The US Postal Service's Business Model Is Outdated. Is It Time To Wind It Down Or Privatize It?
from the please-mail-me-a-buggy-whip dept
Just recently, we discussed whether or not ceasing Saturday delivery was a good idea for the USPS. John Potter, the US Postmaster General, recently said that the postal service’s business model is as outdated as the newspaper industry’s. Potter said:
“Twenty years ago we would laugh at the notion that a newspaper would ever embrace the idea that maybe the channel of the future is electronic and that you may have to change your business model,”
Sure, similarities between the industries definitely exist. Craigslist is a much cheaper and more efficient marketplace for local goods than the classifieds section in the newspaper ever was, and email is a much cheaper and more efficient means of communication than snail mail. That said, whereas for the newspaper industry, delivering a daily, physical newspaper to households may actually be an endangered business, the business itself of delivering physical items to households is still very much in demand. After all, with so much shopping happening online nowadays, someone still has to deliver the goods (until replicators, a la Star Trek, are perfected). In fact, for over a decade now, we’ve been talking about this opportunity to optimize the “last mile,” and as of yet, nobody has really even come close to solving this problem.

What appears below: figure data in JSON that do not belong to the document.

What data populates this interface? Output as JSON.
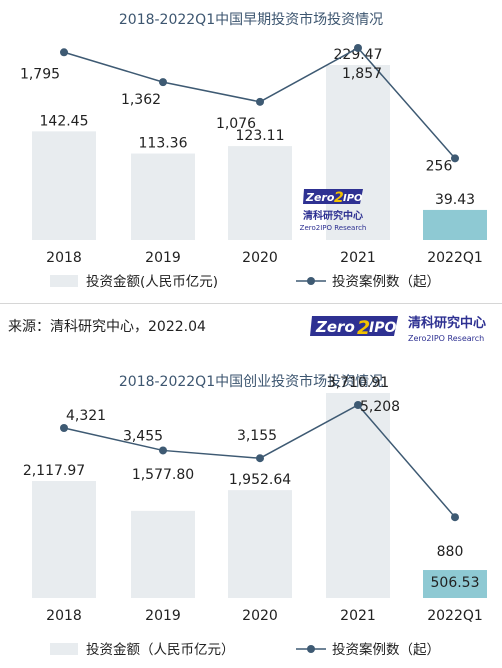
{
  "colors": {
    "bar": "#e8ecef",
    "bar_highlight": "#8ec9d3",
    "line": "#3e5a73",
    "title": "#3d5670",
    "brand_blue": "#2e3192",
    "brand_yellow": "#f2c200"
  },
  "source": "来源：清科研究中心，2022.04",
  "brand": {
    "logo_text": "Zero2IPO",
    "logo_left": "Zero",
    "logo_two": "2",
    "logo_right": "IPO",
    "cn_name": "清科研究中心",
    "en_name": "Zero2IPO Research"
  },
  "chart_data": [
    {
      "type": "bar",
      "title": "2018-2022Q1中国早期投资市场投资情况",
      "categories": [
        "2018",
        "2019",
        "2020",
        "2021",
        "2022Q1"
      ],
      "series": [
        {
          "name": "投资金额(人民币亿元)",
          "type": "bar",
          "values": [
            142.45,
            113.36,
            123.11,
            229.47,
            39.43
          ],
          "labels": [
            "142.45",
            "113.36",
            "123.11",
            "229.47",
            "39.43"
          ]
        },
        {
          "name": "投资案例数（起）",
          "type": "line",
          "values": [
            1795,
            1362,
            1076,
            1857,
            256
          ],
          "labels": [
            "1,795",
            "1,362",
            "1,076",
            "1,857",
            "256"
          ]
        }
      ],
      "legend_position": "bottom",
      "watermark": {
        "logo_text": "Zero2IPO",
        "logo_left": "Zero",
        "logo_two": "2",
        "logo_right": "IPO",
        "cn_name": "清科研究中心",
        "en_name": "Zero2IPO Research"
      }
    },
    {
      "type": "bar",
      "title": "2018-2022Q1中国创业投资市场投资情况",
      "categories": [
        "2018",
        "2019",
        "2020",
        "2021",
        "2022Q1"
      ],
      "series": [
        {
          "name": "投资金额（人民币亿元）",
          "type": "bar",
          "values": [
            2117.97,
            1577.8,
            1952.64,
            3710.91,
            506.53
          ],
          "labels": [
            "2,117.97",
            "1,577.80",
            "1,952.64",
            "3,710.91",
            "506.53"
          ]
        },
        {
          "name": "投资案例数（起）",
          "type": "line",
          "values": [
            4321,
            3455,
            3155,
            5208,
            880
          ],
          "labels": [
            "4,321",
            "3,455",
            "3,155",
            "5,208",
            "880"
          ]
        }
      ],
      "legend_position": "bottom"
    }
  ]
}
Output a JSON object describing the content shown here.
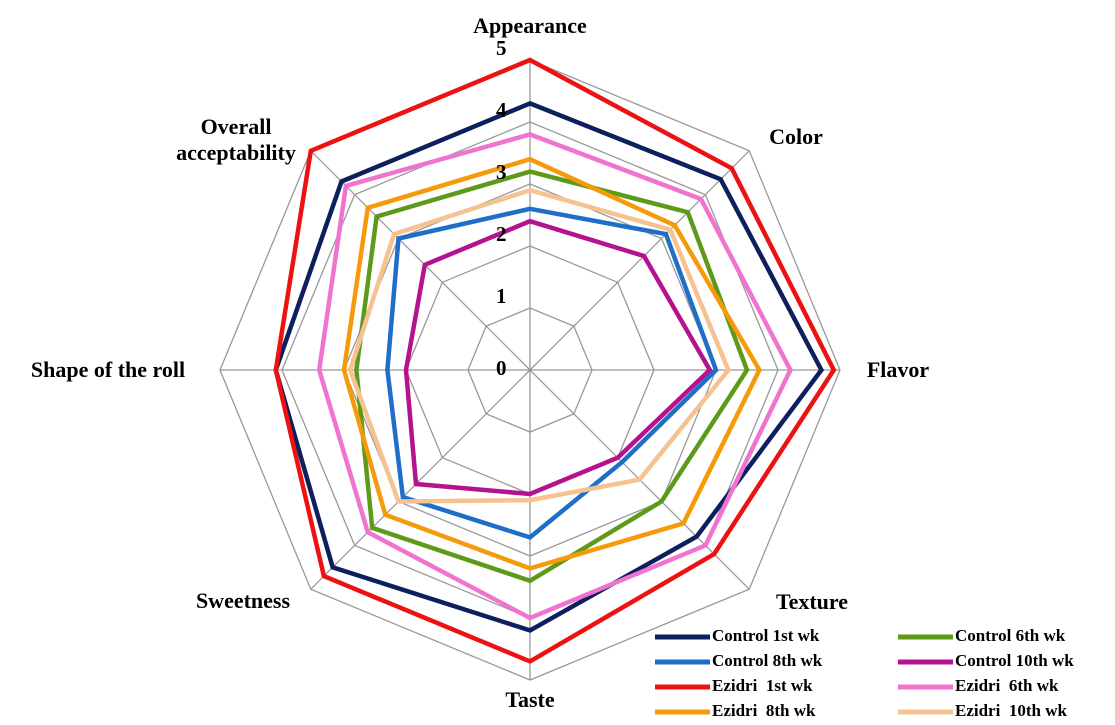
{
  "chart_data": {
    "type": "radar",
    "categories": [
      "Appearance",
      "Color",
      "Flavor",
      "Texture",
      "Taste",
      "Sweetness",
      "Shape of the roll",
      "Overall acceptability"
    ],
    "ylim": [
      0,
      5
    ],
    "yticks": [
      0,
      1,
      2,
      3,
      4,
      5
    ],
    "grid": true,
    "series": [
      {
        "name": "Control 1st wk",
        "color": "#0d1f5c",
        "values": [
          4.3,
          4.35,
          4.7,
          3.8,
          4.2,
          4.5,
          4.1,
          4.3
        ]
      },
      {
        "name": "Control 6th wk",
        "color": "#5e9a1a",
        "values": [
          3.2,
          3.6,
          3.5,
          3.0,
          3.4,
          3.6,
          2.8,
          3.5
        ]
      },
      {
        "name": "Control 8th wk",
        "color": "#1f6fc8",
        "values": [
          2.6,
          3.1,
          3.0,
          2.1,
          2.7,
          2.9,
          2.3,
          3.0
        ]
      },
      {
        "name": "Control 10th wk",
        "color": "#b5128f",
        "values": [
          2.4,
          2.6,
          2.9,
          2.0,
          2.0,
          2.6,
          2.0,
          2.4
        ]
      },
      {
        "name": "Ezidri  1st wk",
        "color": "#ee1111",
        "values": [
          5.0,
          4.6,
          4.9,
          4.2,
          4.7,
          4.7,
          4.1,
          5.0
        ]
      },
      {
        "name": "Ezidri  6th wk",
        "color": "#f074cf",
        "values": [
          3.8,
          3.9,
          4.2,
          4.0,
          4.0,
          3.7,
          3.4,
          4.2
        ]
      },
      {
        "name": "Ezidri  8th wk",
        "color": "#f59a0a",
        "values": [
          3.4,
          3.3,
          3.7,
          3.5,
          3.2,
          3.3,
          3.0,
          3.7
        ]
      },
      {
        "name": "Ezidri  10th wk",
        "color": "#f7c291",
        "values": [
          2.9,
          3.2,
          3.2,
          2.5,
          2.1,
          3.0,
          2.9,
          3.1
        ]
      }
    ]
  }
}
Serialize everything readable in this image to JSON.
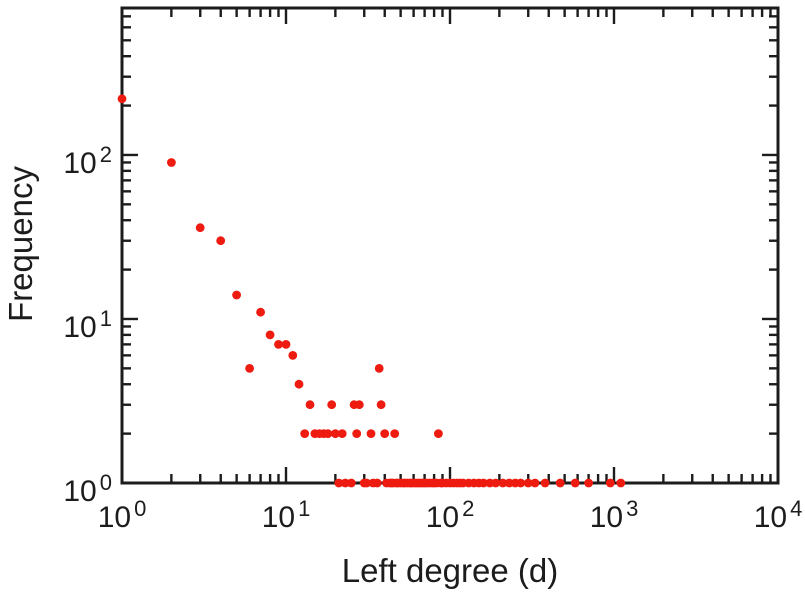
{
  "chart_data": {
    "type": "scatter",
    "title": "",
    "xlabel": "Left degree (d)",
    "ylabel": "Frequency",
    "xscale": "log",
    "yscale": "log",
    "xlim": [
      1,
      10000
    ],
    "ylim": [
      1,
      787
    ],
    "grid": false,
    "legend": "none",
    "tick_base": "10",
    "x_tick_exponents": [
      "0",
      "1",
      "2",
      "3",
      "4"
    ],
    "y_tick_exponents": [
      "0",
      "1",
      "2"
    ],
    "marker_color": "#ee1b10",
    "axis_color": "#1c1c1c",
    "points": [
      [
        1,
        220
      ],
      [
        2,
        90
      ],
      [
        3,
        36
      ],
      [
        4,
        30
      ],
      [
        5,
        14
      ],
      [
        6,
        5
      ],
      [
        7,
        11
      ],
      [
        8,
        8
      ],
      [
        9,
        7
      ],
      [
        10,
        7
      ],
      [
        11,
        6
      ],
      [
        12,
        4
      ],
      [
        13,
        2
      ],
      [
        14,
        3
      ],
      [
        15,
        2
      ],
      [
        16,
        2
      ],
      [
        17,
        2
      ],
      [
        18,
        2
      ],
      [
        19,
        3
      ],
      [
        20,
        2
      ],
      [
        21,
        1
      ],
      [
        22,
        2
      ],
      [
        23,
        1
      ],
      [
        25,
        1
      ],
      [
        26,
        3
      ],
      [
        27,
        2
      ],
      [
        28,
        3
      ],
      [
        30,
        1
      ],
      [
        31,
        1
      ],
      [
        33,
        2
      ],
      [
        34,
        1
      ],
      [
        36,
        1
      ],
      [
        37,
        5
      ],
      [
        38,
        3
      ],
      [
        40,
        2
      ],
      [
        41,
        1
      ],
      [
        43,
        1
      ],
      [
        44,
        1
      ],
      [
        45,
        1
      ],
      [
        46,
        2
      ],
      [
        47,
        1
      ],
      [
        48,
        1
      ],
      [
        50,
        1
      ],
      [
        52,
        1
      ],
      [
        53,
        1
      ],
      [
        55,
        1
      ],
      [
        57,
        1
      ],
      [
        58,
        1
      ],
      [
        60,
        1
      ],
      [
        62,
        1
      ],
      [
        64,
        1
      ],
      [
        66,
        1
      ],
      [
        68,
        1
      ],
      [
        70,
        1
      ],
      [
        72,
        1
      ],
      [
        75,
        1
      ],
      [
        78,
        1
      ],
      [
        80,
        1
      ],
      [
        83,
        1
      ],
      [
        85,
        2
      ],
      [
        88,
        1
      ],
      [
        90,
        1
      ],
      [
        95,
        1
      ],
      [
        100,
        1
      ],
      [
        105,
        1
      ],
      [
        110,
        1
      ],
      [
        115,
        1
      ],
      [
        120,
        1
      ],
      [
        130,
        1
      ],
      [
        140,
        1
      ],
      [
        150,
        1
      ],
      [
        160,
        1
      ],
      [
        175,
        1
      ],
      [
        190,
        1
      ],
      [
        210,
        1
      ],
      [
        230,
        1
      ],
      [
        250,
        1
      ],
      [
        270,
        1
      ],
      [
        300,
        1
      ],
      [
        330,
        1
      ],
      [
        380,
        1
      ],
      [
        470,
        1
      ],
      [
        580,
        1
      ],
      [
        700,
        1
      ],
      [
        950,
        1
      ],
      [
        1100,
        1
      ]
    ]
  }
}
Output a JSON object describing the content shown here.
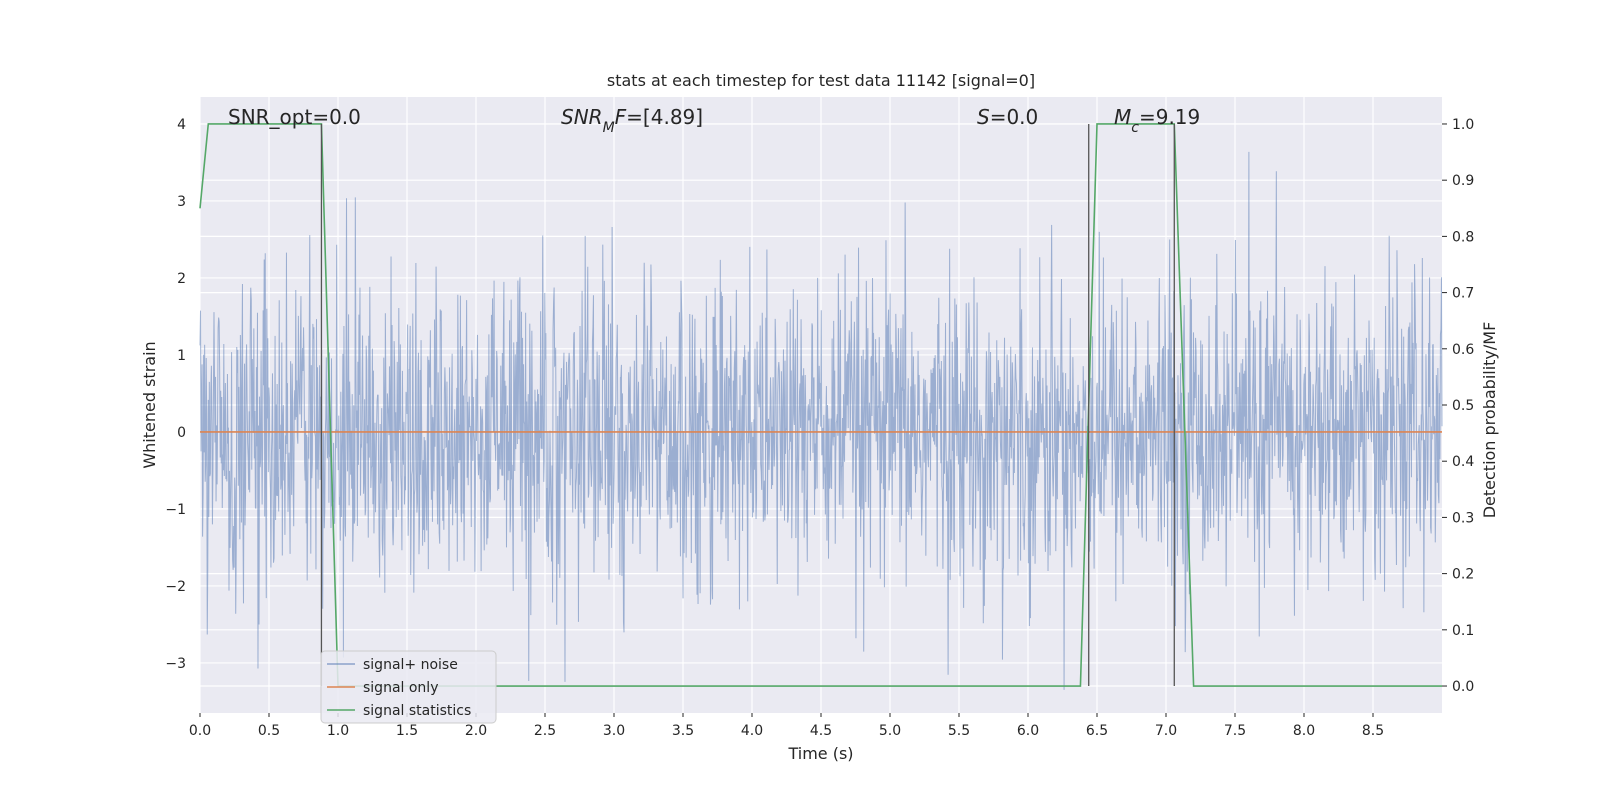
{
  "chart_data": {
    "type": "line",
    "title": "stats at each timestep for test data 11142 [signal=0]",
    "xlabel": "Time (s)",
    "ylabel": "Whitened strain",
    "y2label": "Detection probability/MF",
    "xlim": [
      0,
      9.0
    ],
    "ylim": [
      -3.65,
      4.35
    ],
    "y2lim": [
      -0.048,
      1.048
    ],
    "xticks": [
      "0.0",
      "0.5",
      "1.0",
      "1.5",
      "2.0",
      "2.5",
      "3.0",
      "3.5",
      "4.0",
      "4.5",
      "5.0",
      "5.5",
      "6.0",
      "6.5",
      "7.0",
      "7.5",
      "8.0",
      "8.5"
    ],
    "xtick_values": [
      0,
      0.5,
      1,
      1.5,
      2,
      2.5,
      3,
      3.5,
      4,
      4.5,
      5,
      5.5,
      6,
      6.5,
      7,
      7.5,
      8,
      8.5
    ],
    "yticks": [
      "−3",
      "−2",
      "−1",
      "0",
      "1",
      "2",
      "3",
      "4"
    ],
    "ytick_values": [
      -3,
      -2,
      -1,
      0,
      1,
      2,
      3,
      4
    ],
    "y2ticks": [
      "0.0",
      "0.1",
      "0.2",
      "0.3",
      "0.4",
      "0.5",
      "0.6",
      "0.7",
      "0.8",
      "0.9",
      "1.0"
    ],
    "y2tick_values": [
      0,
      0.1,
      0.2,
      0.3,
      0.4,
      0.5,
      0.6,
      0.7,
      0.8,
      0.9,
      1.0
    ],
    "grid": true,
    "legend_position": "lower-left",
    "series": [
      {
        "name": "signal+ noise",
        "color": "#4c72b0",
        "axis": "left",
        "kind": "noise",
        "x_range": [
          0,
          9.0
        ],
        "amplitude_typical": 2.0,
        "amplitude_max": 4.0
      },
      {
        "name": "signal only",
        "color": "#dd8452",
        "axis": "left",
        "kind": "line",
        "x": [
          0,
          9.0
        ],
        "y": [
          0,
          0
        ]
      },
      {
        "name": "signal statistics",
        "color": "#55a868",
        "axis": "right",
        "kind": "line",
        "x": [
          0,
          0.06,
          0.1,
          0.2,
          0.87,
          0.88,
          1.0,
          6.38,
          6.5,
          6.6,
          7.06,
          7.2,
          9.0
        ],
        "y": [
          0.85,
          1.0,
          1.0,
          1.0,
          1.0,
          1.0,
          0.0,
          0.0,
          1.0,
          1.0,
          1.0,
          0.0,
          0.0
        ]
      }
    ],
    "vertical_markers": [
      {
        "x": 0.88,
        "y2_from": 0.0,
        "y2_to": 1.0,
        "color": "#555555"
      },
      {
        "x": 6.44,
        "y2_from": 0.0,
        "y2_to": 1.0,
        "color": "#555555"
      },
      {
        "x": 7.06,
        "y2_from": 0.0,
        "y2_to": 1.0,
        "color": "#555555"
      }
    ],
    "annotations": [
      {
        "id": "snr-opt",
        "text": "SNR_opt=0.0"
      },
      {
        "id": "snr-mf",
        "text_parts": [
          {
            "t": "SNR",
            "i": true
          },
          {
            "t": "M",
            "i": true,
            "sub": true
          },
          {
            "t": "F",
            "i": true
          },
          {
            "t": "=[4.89]"
          }
        ]
      },
      {
        "id": "s",
        "text_parts": [
          {
            "t": "S",
            "i": true
          },
          {
            "t": "=0.0"
          }
        ]
      },
      {
        "id": "mc",
        "text_parts": [
          {
            "t": "M",
            "i": true
          },
          {
            "t": "c",
            "i": true,
            "sub": true
          },
          {
            "t": "=9.19"
          }
        ]
      }
    ]
  }
}
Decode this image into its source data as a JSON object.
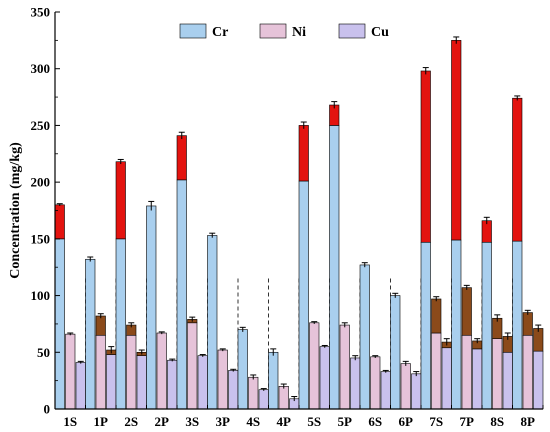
{
  "chart_data": {
    "type": "bar",
    "ylabel": "Concentration (mg/kg)",
    "xlabel": "",
    "ylim": [
      0,
      350
    ],
    "yticks": [
      "0",
      "50",
      "100",
      "150",
      "200",
      "250",
      "300",
      "350"
    ],
    "categories": [
      "1S",
      "1P",
      "2S",
      "2P",
      "3S",
      "3P",
      "4S",
      "4P",
      "5S",
      "5P",
      "6S",
      "6P",
      "7S",
      "7P",
      "8S",
      "8P"
    ],
    "legend_position": "top-center",
    "series": [
      {
        "name": "Cr",
        "color": "#a9cfee",
        "values": [
          150,
          132,
          150,
          179,
          202,
          153,
          70,
          50,
          201,
          250,
          127,
          100,
          147,
          149,
          147,
          148
        ],
        "errors": [
          1,
          2,
          1,
          4,
          2,
          2,
          2,
          3,
          1,
          1,
          2,
          2,
          1,
          1,
          1,
          1
        ],
        "total": [
          180,
          132,
          218,
          179,
          241,
          153,
          70,
          50,
          250,
          268,
          127,
          100,
          298,
          325,
          166,
          274
        ],
        "total_errors": [
          1,
          2,
          2,
          4,
          3,
          2,
          2,
          3,
          3,
          3,
          2,
          2,
          3,
          3,
          3,
          2
        ]
      },
      {
        "name": "Ni",
        "color": "#e6c3d9",
        "values": [
          66,
          65,
          65,
          67,
          76,
          52,
          28,
          20,
          76,
          74,
          46,
          40,
          67,
          65,
          62,
          65
        ],
        "errors": [
          1,
          2,
          2,
          1,
          2,
          1,
          2,
          2,
          1,
          2,
          1,
          2,
          2,
          2,
          3,
          2
        ],
        "total": [
          66,
          82,
          74,
          67,
          79,
          52,
          28,
          20,
          76,
          74,
          46,
          40,
          97,
          107,
          80,
          85
        ],
        "total_errors": [
          1,
          2,
          2,
          1,
          2,
          1,
          2,
          2,
          1,
          2,
          1,
          2,
          2,
          2,
          3,
          2
        ]
      },
      {
        "name": "Cu",
        "color": "#c9c1ed",
        "values": [
          41,
          48,
          47,
          43,
          47,
          34,
          17,
          9,
          55,
          45,
          33,
          31,
          54,
          53,
          50,
          51
        ],
        "errors": [
          1,
          2,
          2,
          1,
          1,
          1,
          1,
          2,
          1,
          2,
          1,
          2,
          2,
          2,
          2,
          2
        ],
        "total": [
          41,
          52,
          50,
          43,
          47,
          34,
          17,
          9,
          55,
          45,
          33,
          31,
          59,
          60,
          64,
          71
        ],
        "total_errors": [
          1,
          3,
          2,
          1,
          1,
          1,
          1,
          2,
          1,
          2,
          1,
          2,
          3,
          2,
          3,
          3
        ]
      }
    ],
    "overlay_color_cr": "#e3130f",
    "overlay_color_other": "#8b4a1a"
  }
}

That said, the USPS is a government institution, and even though it does not take any tax funding to run, an attempt to attack this opportunity may best be mounted by the private sector (like UPS and FedEx), especially when you consider the USPS’s projected $238 billion shortfall for the upcoming decade. So, since it’s not a private business, the best solution for the USPS may be to simply accept its diminishing role in the daily lives of Americans, and focus on continuing to run as efficiently as possible for as long as it remains useful. That said, the other solution may be to remove the government-mandated monopoly and privatize the USPS, and then let that private entity decide whether or not to invest in the business. Either way, it seems silly to ask taxpayers to invest anything further in the USPS since so many alternatives exist already. We should definitely all be appreciative of the part that the Postal Service has played in the foundation of our country, but what else can be done?